Difficult Pleasures by Anjum Hassan is another of those profound books whose presence doesn’t leave you for days after you’re done with it. It has a story for every kind of cosmopolitan you can find these days in India. There’s the loner, the uncanny artist, the mourner, the dissatisfied wife, the unloved kid and the like. What sets this one apart lies in its form: of short stories, its tone: one of melancholy and pensiveness and its clarity: of thought. I think we’ve found a very good writer in the short story genre and can hope to get lots more from her.
I’ve also been reading a lot on the internet off late which should explain the Three-books-in-two-months syndrome(of course with other added complications) and thought of leaving you with some of the links I found were worth my while.
~ The White Correspondent’s Burden by Jina Moore
The argument about journalism from Africa is often whittled into two camps, Afro-pessimists vs. Afro-optimists. But these binary camps, too, miss that Africa is many complex things, simultaneously. In our news broadcasts and our headlines, though, it’s usually framed by just one static thing: suffering.
~ Reading Rants: Jane Eyre is not submissive at The Compulsive Reader
The problem I have with the super sexy Jane Eyre is the fact that, as I stated in my previous post, she holds to her convictions.
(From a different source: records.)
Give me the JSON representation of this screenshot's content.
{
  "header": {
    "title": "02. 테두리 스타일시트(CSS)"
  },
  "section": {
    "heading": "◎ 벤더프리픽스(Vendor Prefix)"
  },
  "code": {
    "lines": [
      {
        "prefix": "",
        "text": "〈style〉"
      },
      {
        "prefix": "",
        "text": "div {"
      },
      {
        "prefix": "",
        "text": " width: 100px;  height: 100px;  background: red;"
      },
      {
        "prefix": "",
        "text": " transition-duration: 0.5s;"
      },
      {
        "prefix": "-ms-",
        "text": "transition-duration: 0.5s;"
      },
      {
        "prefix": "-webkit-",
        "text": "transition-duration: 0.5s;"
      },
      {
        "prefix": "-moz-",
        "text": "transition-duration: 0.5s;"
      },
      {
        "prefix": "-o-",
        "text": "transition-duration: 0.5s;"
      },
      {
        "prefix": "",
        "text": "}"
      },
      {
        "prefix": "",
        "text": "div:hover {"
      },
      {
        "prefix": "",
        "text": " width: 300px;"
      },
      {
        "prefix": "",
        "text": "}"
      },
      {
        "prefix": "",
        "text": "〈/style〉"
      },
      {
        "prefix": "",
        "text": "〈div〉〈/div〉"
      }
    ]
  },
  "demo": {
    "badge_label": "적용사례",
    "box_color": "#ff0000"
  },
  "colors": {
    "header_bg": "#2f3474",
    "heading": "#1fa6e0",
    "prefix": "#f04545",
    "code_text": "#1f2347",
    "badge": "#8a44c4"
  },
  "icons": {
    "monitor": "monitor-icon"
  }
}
She stands by her values and living with Rochester, having a relationship (sexual or romantic) with him is wrong because he already has a wife. Sure, we all are screaming at her to just FORGET THE CRAZY WIFE AND KISS HIM ALREADY but she doesn’t, and that makes the ending so much sweeter. If Jane HAD given in to Rochester (and we wouldn’t have blamed her, really), she wouldn’t have been the Jane we all fell in love with and rooted for and cried for. And without Jane and her amazing character, Jane Eyre wouldn’t work as a novel.
~ 7 Essential Books on Music, Emotion and the Brain at Brain Pickings
~ Tale for our Times at The Hindu
A metaphorical and visual delight, the book is set in an age when a group of rabbits live in happy freedom from their natural predators and are busy violently taming Nature. Some of them seek to do away with warren dwelling, and liberate themselves from the tyranny of old ways.
~ Will Self: ‘I dont write for readers’ at The Guardian
“You can’t go on pretending that the writer is an invisible deity who moves around characters in the simple past,” he says. “I just can’t do that stuff. It’s lies. The world isn’t like that any more. The world is really strange. It’s not to be explained by ‘He went to the pub’. You cannot capture what’s going on with that form, to my way of thinking. You can create a divertissement, you can create a very fine entertainment, but you can’t reach any closer to any kind of truth about what it is to exist.”